Holy Trinity, sitting today in the heart of a bustling, cosmopolitan city, was originally founded as a mission church. One hundred years ago, the areas we know today as Oak Lawn and Highland Park were largely unpopulated and our congested thoroughfares of Oak Lawn and Blackburn were little more than mud trails. To the north of Mockingbird lay the vast acreage of the Caruth and William O'Connor ranches. Dallas had a population of only 200,000; and considering the propensity of Dallas civic leaders of the time to place promotional value over veracity, that figure was probably exaggerated.
It was Bishop Edward J. Dunne, the energetic 'Building Bishop' of Dallas, who convinced the Congregation of the Mission, the Vincentian Fathers, to come here to establish a small college in 'Far North' Dallas near Turtle Creek. According to the memoirs of Father Stack, the location was chosen for its natural beauty and the "great number and variety of trees which covered its grounds." Another likely factor was its price: $12,800 for 24 acres.
Ground was broken for Holy Trinity College (later renamed the University of Dallas) in 1905 and the first building was completed in 1907. Along with the college, the Vincentians Fathers also built a small frame church next to the school on the west side. On November 3, 1907, when the church was formally dedicated, about fifteen families lived in the parish- or, at least close enough to the church to be counted, since the 'parish' apparently extended throughout the entire northern portion of the diocese.

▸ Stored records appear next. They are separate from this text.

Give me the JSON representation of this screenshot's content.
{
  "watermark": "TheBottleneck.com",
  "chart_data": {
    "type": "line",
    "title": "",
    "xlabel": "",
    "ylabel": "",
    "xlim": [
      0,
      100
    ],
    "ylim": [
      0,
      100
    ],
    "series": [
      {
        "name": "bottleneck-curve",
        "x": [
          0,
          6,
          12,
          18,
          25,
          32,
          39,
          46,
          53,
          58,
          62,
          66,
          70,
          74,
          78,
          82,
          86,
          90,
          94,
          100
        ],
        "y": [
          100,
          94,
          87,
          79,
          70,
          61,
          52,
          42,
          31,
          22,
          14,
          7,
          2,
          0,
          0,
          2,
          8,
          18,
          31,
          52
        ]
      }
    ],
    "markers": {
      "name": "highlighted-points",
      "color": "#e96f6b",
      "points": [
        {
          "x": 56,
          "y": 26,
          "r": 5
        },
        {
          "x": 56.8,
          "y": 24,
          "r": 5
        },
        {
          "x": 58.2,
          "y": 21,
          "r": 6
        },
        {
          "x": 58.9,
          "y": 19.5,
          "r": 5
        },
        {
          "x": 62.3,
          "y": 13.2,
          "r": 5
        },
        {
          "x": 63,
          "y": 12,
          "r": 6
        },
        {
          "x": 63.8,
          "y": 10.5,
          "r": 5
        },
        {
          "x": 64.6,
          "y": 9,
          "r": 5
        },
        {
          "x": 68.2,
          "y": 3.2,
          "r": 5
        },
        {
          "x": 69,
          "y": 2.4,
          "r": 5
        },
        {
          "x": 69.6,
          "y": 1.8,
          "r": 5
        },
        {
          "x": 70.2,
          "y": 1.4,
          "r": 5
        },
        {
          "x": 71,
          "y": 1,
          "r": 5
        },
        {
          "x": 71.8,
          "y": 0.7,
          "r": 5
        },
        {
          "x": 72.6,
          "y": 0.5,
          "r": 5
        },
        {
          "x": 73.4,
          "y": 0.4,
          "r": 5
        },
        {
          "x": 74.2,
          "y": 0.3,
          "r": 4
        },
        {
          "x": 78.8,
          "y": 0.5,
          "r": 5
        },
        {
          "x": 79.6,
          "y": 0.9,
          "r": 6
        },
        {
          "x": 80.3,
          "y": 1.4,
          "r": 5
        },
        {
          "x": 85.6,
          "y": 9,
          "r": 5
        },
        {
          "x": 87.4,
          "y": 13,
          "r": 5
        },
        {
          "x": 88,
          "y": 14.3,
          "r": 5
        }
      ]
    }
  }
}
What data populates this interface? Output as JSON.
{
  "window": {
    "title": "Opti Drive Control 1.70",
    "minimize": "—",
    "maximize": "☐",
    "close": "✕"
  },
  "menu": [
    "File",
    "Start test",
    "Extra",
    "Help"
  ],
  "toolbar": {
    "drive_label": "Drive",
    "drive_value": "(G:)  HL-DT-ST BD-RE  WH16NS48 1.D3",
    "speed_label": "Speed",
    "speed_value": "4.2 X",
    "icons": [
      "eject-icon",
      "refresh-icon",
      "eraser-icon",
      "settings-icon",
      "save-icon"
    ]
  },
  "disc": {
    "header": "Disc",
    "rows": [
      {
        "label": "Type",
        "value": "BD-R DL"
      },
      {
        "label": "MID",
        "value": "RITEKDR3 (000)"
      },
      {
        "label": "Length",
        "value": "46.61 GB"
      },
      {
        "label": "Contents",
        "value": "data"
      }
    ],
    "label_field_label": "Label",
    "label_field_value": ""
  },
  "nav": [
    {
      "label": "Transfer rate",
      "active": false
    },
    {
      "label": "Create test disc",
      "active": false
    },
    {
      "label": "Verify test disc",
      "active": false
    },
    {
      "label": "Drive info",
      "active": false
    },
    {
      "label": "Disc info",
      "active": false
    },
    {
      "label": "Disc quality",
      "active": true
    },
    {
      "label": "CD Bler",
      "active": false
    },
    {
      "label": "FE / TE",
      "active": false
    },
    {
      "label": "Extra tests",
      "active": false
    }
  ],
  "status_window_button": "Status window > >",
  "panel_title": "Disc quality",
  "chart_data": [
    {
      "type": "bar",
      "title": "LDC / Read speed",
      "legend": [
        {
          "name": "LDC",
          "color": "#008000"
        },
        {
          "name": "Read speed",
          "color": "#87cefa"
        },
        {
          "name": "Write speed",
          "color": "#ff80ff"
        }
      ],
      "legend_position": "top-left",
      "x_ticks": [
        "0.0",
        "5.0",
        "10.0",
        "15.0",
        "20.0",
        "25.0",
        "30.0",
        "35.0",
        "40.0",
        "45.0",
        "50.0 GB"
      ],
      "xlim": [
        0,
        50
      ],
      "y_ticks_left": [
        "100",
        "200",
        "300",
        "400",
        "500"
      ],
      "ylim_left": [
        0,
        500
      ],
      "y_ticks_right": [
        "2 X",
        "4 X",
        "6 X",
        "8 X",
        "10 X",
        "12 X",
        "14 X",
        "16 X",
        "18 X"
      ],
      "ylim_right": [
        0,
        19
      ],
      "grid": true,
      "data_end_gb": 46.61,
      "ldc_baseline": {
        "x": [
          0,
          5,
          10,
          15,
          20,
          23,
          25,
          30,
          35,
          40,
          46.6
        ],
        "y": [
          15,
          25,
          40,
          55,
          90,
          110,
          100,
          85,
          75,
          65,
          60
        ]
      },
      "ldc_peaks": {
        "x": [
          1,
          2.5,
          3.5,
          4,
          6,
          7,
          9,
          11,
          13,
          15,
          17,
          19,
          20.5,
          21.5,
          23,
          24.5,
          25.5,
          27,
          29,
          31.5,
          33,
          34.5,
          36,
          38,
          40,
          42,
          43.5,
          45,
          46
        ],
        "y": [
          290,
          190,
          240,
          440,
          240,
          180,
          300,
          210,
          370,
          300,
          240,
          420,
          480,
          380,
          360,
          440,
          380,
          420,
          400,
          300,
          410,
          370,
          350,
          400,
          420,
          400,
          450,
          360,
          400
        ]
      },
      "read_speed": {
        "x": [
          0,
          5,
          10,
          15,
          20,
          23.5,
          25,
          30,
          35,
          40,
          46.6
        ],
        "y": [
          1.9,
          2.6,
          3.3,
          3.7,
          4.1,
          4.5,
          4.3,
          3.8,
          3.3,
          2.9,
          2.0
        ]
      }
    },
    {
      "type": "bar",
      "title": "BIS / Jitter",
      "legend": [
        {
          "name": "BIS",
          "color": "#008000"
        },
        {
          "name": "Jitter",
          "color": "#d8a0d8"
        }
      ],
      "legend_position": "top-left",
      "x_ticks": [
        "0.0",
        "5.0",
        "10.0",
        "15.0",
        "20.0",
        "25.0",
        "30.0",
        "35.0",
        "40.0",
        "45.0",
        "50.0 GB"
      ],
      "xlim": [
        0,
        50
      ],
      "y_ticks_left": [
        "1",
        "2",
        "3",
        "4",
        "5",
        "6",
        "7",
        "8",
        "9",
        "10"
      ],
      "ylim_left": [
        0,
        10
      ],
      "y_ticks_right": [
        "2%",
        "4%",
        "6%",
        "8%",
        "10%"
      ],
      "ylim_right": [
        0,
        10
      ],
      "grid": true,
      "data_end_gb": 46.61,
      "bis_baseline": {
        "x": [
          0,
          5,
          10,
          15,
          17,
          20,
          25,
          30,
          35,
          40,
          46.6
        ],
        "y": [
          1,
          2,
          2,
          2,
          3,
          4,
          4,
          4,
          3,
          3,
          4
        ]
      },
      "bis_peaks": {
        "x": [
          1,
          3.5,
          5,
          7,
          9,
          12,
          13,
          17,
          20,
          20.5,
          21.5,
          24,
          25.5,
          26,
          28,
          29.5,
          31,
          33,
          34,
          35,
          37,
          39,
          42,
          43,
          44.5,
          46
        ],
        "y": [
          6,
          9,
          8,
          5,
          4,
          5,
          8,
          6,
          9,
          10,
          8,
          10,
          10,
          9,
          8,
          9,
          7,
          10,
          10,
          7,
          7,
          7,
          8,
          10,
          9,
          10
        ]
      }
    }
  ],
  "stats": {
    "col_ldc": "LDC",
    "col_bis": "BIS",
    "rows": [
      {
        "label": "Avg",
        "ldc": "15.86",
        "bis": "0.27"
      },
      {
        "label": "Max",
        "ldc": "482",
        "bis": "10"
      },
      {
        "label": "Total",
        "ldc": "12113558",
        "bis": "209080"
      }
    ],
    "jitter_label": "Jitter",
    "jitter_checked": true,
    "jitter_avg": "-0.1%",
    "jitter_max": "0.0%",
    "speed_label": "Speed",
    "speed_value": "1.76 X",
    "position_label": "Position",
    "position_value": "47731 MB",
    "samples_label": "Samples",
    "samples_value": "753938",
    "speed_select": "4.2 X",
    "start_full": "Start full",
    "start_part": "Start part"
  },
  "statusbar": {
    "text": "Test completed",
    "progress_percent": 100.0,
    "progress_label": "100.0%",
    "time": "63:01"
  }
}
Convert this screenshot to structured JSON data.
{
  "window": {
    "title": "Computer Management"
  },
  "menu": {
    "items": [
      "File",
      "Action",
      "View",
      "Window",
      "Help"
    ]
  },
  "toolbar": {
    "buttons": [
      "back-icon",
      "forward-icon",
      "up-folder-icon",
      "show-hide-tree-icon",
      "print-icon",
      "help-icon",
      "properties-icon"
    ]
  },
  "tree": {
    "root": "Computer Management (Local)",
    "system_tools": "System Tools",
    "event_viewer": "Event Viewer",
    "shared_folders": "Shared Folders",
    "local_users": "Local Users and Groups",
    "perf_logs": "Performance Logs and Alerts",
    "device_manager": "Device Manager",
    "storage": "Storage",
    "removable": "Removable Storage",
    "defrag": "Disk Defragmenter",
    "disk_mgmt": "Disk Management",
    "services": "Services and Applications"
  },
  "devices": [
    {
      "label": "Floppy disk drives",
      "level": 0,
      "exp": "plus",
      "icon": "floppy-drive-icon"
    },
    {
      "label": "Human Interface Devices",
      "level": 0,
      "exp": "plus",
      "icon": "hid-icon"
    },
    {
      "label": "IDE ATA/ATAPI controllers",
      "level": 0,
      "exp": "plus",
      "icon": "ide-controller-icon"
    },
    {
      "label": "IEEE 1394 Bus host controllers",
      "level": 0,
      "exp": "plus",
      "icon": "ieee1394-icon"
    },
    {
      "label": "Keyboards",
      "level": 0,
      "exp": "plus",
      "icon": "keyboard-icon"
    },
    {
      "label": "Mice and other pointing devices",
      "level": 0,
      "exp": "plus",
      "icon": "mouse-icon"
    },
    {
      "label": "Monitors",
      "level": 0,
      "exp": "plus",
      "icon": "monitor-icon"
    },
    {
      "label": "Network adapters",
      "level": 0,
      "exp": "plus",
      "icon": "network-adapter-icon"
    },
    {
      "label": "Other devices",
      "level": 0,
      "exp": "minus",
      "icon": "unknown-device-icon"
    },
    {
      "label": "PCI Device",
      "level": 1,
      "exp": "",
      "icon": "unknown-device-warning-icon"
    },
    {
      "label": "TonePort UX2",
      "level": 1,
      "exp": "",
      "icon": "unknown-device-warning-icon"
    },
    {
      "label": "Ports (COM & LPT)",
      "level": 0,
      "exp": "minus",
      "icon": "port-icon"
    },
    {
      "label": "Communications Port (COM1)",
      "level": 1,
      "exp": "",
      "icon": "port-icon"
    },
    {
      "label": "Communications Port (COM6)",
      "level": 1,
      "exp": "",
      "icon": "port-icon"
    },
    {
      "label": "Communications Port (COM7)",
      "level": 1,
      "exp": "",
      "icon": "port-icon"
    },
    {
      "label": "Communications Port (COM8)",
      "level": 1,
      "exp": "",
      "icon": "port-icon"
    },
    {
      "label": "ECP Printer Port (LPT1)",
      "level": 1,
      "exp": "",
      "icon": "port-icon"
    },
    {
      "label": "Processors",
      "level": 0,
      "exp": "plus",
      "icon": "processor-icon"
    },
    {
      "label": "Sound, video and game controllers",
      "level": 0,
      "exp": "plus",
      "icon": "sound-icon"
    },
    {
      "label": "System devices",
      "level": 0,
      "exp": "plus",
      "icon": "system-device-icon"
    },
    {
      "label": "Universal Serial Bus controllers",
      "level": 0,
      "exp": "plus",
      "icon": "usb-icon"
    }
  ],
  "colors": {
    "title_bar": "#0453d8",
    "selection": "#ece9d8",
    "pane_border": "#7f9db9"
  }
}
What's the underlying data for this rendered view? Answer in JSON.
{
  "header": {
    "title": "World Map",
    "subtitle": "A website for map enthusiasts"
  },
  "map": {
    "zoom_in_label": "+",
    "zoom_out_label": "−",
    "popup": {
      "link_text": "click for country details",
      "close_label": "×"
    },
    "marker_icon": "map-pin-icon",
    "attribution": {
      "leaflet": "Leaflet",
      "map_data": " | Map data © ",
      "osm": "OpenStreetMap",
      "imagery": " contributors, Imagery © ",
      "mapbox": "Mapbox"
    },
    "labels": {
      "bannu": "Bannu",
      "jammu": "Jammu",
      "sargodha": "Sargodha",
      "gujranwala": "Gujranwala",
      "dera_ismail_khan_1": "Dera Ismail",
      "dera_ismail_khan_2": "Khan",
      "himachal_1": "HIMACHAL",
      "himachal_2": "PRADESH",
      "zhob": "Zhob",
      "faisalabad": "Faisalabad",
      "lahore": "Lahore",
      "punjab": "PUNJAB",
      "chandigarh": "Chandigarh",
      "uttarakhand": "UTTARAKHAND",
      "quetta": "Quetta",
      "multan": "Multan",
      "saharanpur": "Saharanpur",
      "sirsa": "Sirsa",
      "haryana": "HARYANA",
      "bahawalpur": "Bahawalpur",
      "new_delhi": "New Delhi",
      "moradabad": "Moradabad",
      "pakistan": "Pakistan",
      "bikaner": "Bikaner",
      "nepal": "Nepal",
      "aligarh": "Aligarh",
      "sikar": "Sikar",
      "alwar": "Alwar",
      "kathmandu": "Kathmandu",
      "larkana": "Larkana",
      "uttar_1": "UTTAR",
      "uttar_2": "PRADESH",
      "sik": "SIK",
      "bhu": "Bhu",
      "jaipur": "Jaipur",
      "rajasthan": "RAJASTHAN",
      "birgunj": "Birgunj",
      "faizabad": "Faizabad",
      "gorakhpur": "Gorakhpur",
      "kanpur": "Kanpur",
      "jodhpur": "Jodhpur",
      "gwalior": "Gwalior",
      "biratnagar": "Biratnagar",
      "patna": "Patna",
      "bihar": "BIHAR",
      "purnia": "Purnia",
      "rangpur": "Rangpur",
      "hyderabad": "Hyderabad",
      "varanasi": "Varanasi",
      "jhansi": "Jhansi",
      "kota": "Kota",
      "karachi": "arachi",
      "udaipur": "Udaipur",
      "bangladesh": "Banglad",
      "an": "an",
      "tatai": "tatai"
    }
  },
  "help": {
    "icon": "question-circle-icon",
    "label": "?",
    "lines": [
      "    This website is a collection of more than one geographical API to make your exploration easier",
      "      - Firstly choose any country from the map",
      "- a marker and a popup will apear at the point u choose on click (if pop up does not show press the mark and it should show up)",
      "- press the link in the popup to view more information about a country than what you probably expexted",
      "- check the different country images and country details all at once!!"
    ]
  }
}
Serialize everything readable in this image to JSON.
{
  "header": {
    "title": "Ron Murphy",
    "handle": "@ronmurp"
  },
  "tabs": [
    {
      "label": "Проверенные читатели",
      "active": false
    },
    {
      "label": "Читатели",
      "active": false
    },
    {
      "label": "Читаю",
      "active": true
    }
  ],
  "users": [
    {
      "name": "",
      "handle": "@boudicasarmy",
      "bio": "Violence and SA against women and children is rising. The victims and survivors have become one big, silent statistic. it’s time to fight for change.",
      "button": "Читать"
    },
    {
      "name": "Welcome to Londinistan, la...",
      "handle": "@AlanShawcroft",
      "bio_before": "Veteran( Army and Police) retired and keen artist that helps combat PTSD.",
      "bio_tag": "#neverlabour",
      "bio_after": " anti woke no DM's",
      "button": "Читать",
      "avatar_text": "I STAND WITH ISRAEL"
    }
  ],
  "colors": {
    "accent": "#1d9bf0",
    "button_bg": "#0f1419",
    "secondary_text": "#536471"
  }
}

The organizer of the college and the parish was the Very Reverend Patrick A. Finney, who became president of the college and Holy Trinity's first pastor. Father Finney came to Dallas from Los Angeles with a distinguished reputation as a scholar of Greek and classical studies, both of which ranked high in the young college's curriculum. Father Finney was especially noted for "an improved elucidation of the Greek verb."
But teaching was only a part of the Vincentian Father's ministries. A great part of their time and effort was spent on the road to small mission churches scattered around North Texas in what could only be defined as a wilderness area. Father Stack recalls during the 1920s traveling to Sacred Heart Church in Rowlett, a distance of 22 miles, on even Sundays and to St. Luke's Church in Irving, a distance of 14 miles, on odd Sundays. Other priests would travel to mission churches in such places as Wylie and Handley, and frequently as far away as Tyler, about 100 miles east of Dallas. Considering the conditions of the roads and mode of travel in those days, the Vincentian missionary effort to the small missions and settlements of North Texas was truly Herculean.
The college closed in 1926 and its building was converted for a time into a girls' home before becoming Jesuit Preparatory School in 1942. By that time, the area around the church had grown considerably, and Highland Park was almost completely developed. In 1939, the parish recorded 800 families, most of who lived within a short distance of the church. But even with their expanded parish duties, the Vincentians of Holy Trinity took to the road on a regular basis, helping to build churches, establish new parishes, and preaching at the missions.
This missionary outreach, the founding purpose of Holy Trinity, started to come to an end when the diocese built Christ the King in 1941. By then the Vincentians were such an integral part of the history and the 'soul' of Holy Trinity. They had given so much to nurture and build the parish and to comfort and serve its people, that it was impossible to conceive of Holy Trinity without them.
So the Vincentians turned their missionary activities inward and began practicing on their own home ground. In the late 1950's and early 1960's, interest in the Catholic Church ran at an all-time high. Dallas had never been a bastion of the Catholic Church, so this interest may have been aroused by the simple exposure of non-Catholics to the faith as more and more formation classes were held in the church basement. Within a few months, these classes were running five times a week with 50-100 Catholics and non-Catholics attending every session. Over a five year period, conversions averaged 50-60 a year.
Holy Trinity continues its missionary tradition to this day with lay ministries involved in service and outreach to the larger community. Perhaps it is this aspect that makes Holy Trinity seem 'different' as a parish community, explaining why so many of its families come from outside the parish boundaries. Holy Trinity is, in many ways, still a mission church.